Se amo una persona sposata, so di entrare in amicizia con una famiglia intera. Se incontro un non sposato, la mia amicizia si esaurisce con lui. Se so che uno è sposato, so che ha un compito da Dio verso altri e ne tengo conto nel mio rapporto con lui.
Ai giorni nostri si va diffondendo un'abitudine che mette in discussione non il portare il segno o meno del matrimonio avvenuto, ma la convenienza stessa del matrimonio. «Vivere insieme senza esser sposati, senza doverlo dire né al parroco, né al sindaco. Se ci piace stare insieme, lo facciamo senza impegnarci con firme e con documenti. L'amore non ha bisogno di carta!».
A rigor di logica questi hanno ragione. Se non credono in Dio (e quindi non hanno interesse a rimanere nella sua volontà e diventare un segno del Suo amore), non hanno molte altre scelte. Sì, potrebbero fare una firma davanti al sindaco, ma sanno bene che quella firma non è indelebile: il sindaco ha una gomma nelle sue leggi, che la può cancellare, se essi vogliono, e quando vogliono.
Perché impegnarsi per sempre? se Dio, l'Eterno, non entra nella loro vita, non saranno capaci di impegni eterni, ma solo di impegni di convenienza sociale o economica, finché il sentimento o la sensualità consente.

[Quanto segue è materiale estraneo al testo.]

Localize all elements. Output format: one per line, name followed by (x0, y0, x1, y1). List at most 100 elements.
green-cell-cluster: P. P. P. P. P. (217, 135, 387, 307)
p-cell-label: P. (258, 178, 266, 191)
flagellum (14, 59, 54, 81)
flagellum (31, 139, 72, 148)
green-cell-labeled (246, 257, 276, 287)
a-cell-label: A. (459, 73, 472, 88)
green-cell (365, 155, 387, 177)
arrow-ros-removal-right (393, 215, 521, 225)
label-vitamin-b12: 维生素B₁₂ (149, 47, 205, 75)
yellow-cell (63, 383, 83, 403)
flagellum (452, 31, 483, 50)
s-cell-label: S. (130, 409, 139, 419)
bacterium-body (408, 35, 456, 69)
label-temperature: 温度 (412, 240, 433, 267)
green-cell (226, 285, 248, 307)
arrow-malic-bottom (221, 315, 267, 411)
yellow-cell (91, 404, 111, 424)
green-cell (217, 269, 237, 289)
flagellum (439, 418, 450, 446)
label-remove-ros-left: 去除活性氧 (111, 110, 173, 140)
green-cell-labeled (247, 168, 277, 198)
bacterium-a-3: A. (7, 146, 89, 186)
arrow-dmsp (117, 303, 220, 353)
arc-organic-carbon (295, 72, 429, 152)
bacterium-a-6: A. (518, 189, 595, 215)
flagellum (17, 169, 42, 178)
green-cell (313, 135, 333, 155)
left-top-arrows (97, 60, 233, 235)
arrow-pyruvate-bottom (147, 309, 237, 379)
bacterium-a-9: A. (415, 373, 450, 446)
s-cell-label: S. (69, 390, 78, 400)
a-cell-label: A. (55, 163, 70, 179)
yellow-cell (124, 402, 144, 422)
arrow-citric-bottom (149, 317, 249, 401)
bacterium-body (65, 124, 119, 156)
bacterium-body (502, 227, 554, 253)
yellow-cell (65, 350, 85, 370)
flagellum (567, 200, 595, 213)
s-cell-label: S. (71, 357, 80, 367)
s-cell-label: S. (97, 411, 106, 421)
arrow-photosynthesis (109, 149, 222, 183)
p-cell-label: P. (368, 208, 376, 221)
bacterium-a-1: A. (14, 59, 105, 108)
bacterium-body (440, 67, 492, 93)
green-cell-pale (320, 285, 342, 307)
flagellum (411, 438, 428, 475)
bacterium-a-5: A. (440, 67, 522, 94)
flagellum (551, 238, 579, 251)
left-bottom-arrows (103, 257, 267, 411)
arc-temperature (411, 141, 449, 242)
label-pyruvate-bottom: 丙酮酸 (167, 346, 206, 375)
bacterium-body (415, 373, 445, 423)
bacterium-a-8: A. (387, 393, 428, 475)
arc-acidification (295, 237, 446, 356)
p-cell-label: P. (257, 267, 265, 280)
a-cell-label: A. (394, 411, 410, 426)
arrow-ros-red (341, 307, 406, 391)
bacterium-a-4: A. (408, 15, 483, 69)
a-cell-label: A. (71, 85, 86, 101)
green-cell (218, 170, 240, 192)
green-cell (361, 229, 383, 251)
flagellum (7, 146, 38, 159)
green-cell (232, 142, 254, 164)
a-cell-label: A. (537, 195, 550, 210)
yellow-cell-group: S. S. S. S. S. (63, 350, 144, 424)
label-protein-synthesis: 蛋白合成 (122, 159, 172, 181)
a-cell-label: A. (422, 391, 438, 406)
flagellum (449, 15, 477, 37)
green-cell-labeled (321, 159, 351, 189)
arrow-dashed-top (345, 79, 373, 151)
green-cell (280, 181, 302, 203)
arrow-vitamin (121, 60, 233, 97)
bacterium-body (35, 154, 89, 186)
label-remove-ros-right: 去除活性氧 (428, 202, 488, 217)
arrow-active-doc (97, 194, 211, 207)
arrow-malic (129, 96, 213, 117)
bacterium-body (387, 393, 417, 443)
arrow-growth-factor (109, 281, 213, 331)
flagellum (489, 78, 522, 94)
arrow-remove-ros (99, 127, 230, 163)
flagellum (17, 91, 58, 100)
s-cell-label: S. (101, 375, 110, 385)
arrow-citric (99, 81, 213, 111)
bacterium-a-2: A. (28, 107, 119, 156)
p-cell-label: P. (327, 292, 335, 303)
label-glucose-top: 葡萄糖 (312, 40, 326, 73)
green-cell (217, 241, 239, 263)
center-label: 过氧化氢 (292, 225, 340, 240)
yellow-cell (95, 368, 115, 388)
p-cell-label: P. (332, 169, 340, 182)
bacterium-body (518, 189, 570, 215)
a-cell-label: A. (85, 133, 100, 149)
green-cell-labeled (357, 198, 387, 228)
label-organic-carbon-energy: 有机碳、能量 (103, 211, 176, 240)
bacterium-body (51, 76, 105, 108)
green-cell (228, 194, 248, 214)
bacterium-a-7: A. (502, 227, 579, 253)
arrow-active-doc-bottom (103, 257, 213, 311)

Ma io, non per fare l'avvocato difensore di Dio, bensì dell'uomo, chiedo se un amore che non si impegna possa chiamarsi amore, e se un amore che non si dona del tutto e per sempre possa essere manifestazione di maturità e pienezza di vita.
Se un coniuge sa di vivere insieme al suo «tesoro» che non ha mai voluto firmare il suo matrimonio, ma convive perché gli piace, quale sicurezza psicologica può avere di esser amato? il suo amante gli dà un amore senza garanzie! Egli/ella rimarrà sempre nella tensione di dover fare in modo da piacere all'altro, ai suoi capricci e sentimenti, di non fare nulla per disgustarlo. Il suo spirito non entrerà mai nel riposo.
L'impegno siglato davanti alla società (comunità religiosa e civile) ha un doppio effetto: di aiutarti ad esser fedele e di proteggere il vostro amore: non è contro l'amore, ma in favore ad esso. Anche Dio ha voluto ratificare pubblicamente il suo amore per l'umanità firmandolo col Sangue di Gesù davanti a tutti i popoli. E Dio sa cos'è bene e perfetto per l'uomo! anche per la sua salvezza psicologica, oltre che per la sua salvezza morale ed eterna!